Thus, in the late 1890s and the early 1900s a crisis of overproduction of raisins occurred, where a large part of the production remained unsold, whereas the small quantiy absorbed by the market had a very low price.

This problem has been termed the raisin issue. Initially the government took the measure of withholding 15% of the production in order to keep exports at a low level. However the crisis was not resolved, probably because the withheld product, instead of being dealt with by the state (in order, for instance, to produce alcohol), was illegally exported. In 1899 the crisis worsened and the government of Georgios Theotokis attempted to establish a raisin bank with the intention of offering loans to producers and managing the quantity of raisins produced. Neither of these measures was successful.

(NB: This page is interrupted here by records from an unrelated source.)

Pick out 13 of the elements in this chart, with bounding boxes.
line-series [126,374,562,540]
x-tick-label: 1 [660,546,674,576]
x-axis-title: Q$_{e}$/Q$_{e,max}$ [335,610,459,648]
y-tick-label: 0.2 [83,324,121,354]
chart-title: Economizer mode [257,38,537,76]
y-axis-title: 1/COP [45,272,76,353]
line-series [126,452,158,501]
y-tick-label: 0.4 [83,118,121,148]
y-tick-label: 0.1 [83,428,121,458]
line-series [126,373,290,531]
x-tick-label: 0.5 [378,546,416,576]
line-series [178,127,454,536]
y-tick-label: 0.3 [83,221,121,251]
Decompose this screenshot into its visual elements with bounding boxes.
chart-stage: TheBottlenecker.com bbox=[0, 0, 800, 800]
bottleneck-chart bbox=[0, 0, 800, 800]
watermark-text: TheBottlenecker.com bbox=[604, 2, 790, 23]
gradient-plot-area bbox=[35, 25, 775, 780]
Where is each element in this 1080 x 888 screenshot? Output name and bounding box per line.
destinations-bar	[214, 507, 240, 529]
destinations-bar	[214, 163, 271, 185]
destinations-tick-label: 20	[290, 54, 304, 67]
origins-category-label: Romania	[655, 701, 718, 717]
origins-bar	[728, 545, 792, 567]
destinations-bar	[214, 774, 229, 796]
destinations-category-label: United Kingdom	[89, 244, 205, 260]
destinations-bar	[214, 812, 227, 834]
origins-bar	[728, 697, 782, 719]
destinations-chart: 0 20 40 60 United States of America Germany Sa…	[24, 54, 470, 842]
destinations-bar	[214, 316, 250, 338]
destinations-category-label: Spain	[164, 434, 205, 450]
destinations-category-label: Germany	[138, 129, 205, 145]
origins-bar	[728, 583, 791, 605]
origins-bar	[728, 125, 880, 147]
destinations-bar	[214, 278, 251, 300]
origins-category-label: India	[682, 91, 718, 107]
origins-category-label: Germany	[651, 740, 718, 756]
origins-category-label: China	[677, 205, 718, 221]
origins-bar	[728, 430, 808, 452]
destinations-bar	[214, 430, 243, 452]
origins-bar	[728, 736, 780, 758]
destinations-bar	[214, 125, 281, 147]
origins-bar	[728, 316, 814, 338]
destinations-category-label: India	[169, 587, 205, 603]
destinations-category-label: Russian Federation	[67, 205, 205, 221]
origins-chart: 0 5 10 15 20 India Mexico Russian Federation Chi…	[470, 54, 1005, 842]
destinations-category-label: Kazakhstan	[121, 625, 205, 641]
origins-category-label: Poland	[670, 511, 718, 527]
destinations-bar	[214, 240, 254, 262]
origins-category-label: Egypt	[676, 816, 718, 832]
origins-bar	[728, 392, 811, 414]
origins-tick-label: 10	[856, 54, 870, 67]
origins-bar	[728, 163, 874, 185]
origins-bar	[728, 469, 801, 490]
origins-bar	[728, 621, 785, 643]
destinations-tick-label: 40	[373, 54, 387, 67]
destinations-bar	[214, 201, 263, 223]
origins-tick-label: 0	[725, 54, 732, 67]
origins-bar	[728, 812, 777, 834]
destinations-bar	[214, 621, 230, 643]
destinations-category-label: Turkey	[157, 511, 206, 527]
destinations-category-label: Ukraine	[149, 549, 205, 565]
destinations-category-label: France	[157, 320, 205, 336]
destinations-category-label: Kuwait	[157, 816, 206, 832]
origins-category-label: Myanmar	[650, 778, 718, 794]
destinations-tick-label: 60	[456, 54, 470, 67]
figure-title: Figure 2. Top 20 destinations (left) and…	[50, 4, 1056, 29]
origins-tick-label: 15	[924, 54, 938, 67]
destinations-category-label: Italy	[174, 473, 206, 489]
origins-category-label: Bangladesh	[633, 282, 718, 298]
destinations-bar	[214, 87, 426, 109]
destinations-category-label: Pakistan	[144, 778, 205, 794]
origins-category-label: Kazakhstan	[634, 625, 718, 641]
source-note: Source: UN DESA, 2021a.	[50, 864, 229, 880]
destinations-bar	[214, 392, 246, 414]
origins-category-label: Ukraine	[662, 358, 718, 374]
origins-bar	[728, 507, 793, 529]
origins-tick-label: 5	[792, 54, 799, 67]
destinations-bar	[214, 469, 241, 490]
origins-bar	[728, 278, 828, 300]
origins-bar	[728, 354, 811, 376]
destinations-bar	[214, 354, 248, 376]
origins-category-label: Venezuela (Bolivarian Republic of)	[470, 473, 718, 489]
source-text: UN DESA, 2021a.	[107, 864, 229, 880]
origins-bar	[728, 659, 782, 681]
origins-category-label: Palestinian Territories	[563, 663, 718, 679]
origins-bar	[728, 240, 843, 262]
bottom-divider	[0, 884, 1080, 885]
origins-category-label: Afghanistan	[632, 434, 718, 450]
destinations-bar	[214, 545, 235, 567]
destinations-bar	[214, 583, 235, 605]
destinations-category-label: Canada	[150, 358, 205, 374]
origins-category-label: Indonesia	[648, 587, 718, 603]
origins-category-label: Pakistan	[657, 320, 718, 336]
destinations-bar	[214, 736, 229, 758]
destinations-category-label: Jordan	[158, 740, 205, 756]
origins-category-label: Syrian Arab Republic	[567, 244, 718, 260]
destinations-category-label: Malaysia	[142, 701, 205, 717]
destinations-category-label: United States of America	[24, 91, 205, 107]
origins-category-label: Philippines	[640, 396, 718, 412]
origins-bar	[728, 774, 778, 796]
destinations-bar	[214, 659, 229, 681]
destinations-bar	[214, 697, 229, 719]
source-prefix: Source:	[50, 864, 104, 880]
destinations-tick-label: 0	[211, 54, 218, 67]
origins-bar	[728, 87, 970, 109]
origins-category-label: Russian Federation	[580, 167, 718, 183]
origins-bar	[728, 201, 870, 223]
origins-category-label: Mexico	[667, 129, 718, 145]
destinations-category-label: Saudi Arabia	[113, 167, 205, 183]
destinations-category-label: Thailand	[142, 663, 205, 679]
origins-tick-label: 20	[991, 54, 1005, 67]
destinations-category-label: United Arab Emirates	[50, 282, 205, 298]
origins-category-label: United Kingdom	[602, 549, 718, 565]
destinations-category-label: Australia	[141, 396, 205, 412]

In 1903 a group of foreign businessmen proposed the purchase of raisins on a monopoly basis, for a period of twenty years. This development was favourably accepted by raisin producers, in the hope that they would be rid of the problems of marketing and the involvement of middlemen financiers. This plan did not materialize either, because the monopoly idea was not favoured either by the Greek or the British governments. The failure of this project caused much unrest in the northern and western Peloponnese, and in certain cases verged on armed insurgence in which socialist and anarchist groups took a leading part. The whole affair led to the downfall of the Theotokis government in June of that same year. When later, in December 1903, Theotokis resumed authority as Prime Minister he reactivated the raisin bank in order to absorb part of the overproduction in the form of a tax in kind, and tried to discourage any expansion of raisin cultivation. A solution to the whole issue began to come to light when a large number of raisin producers was absorbed into the emmigration movement to America.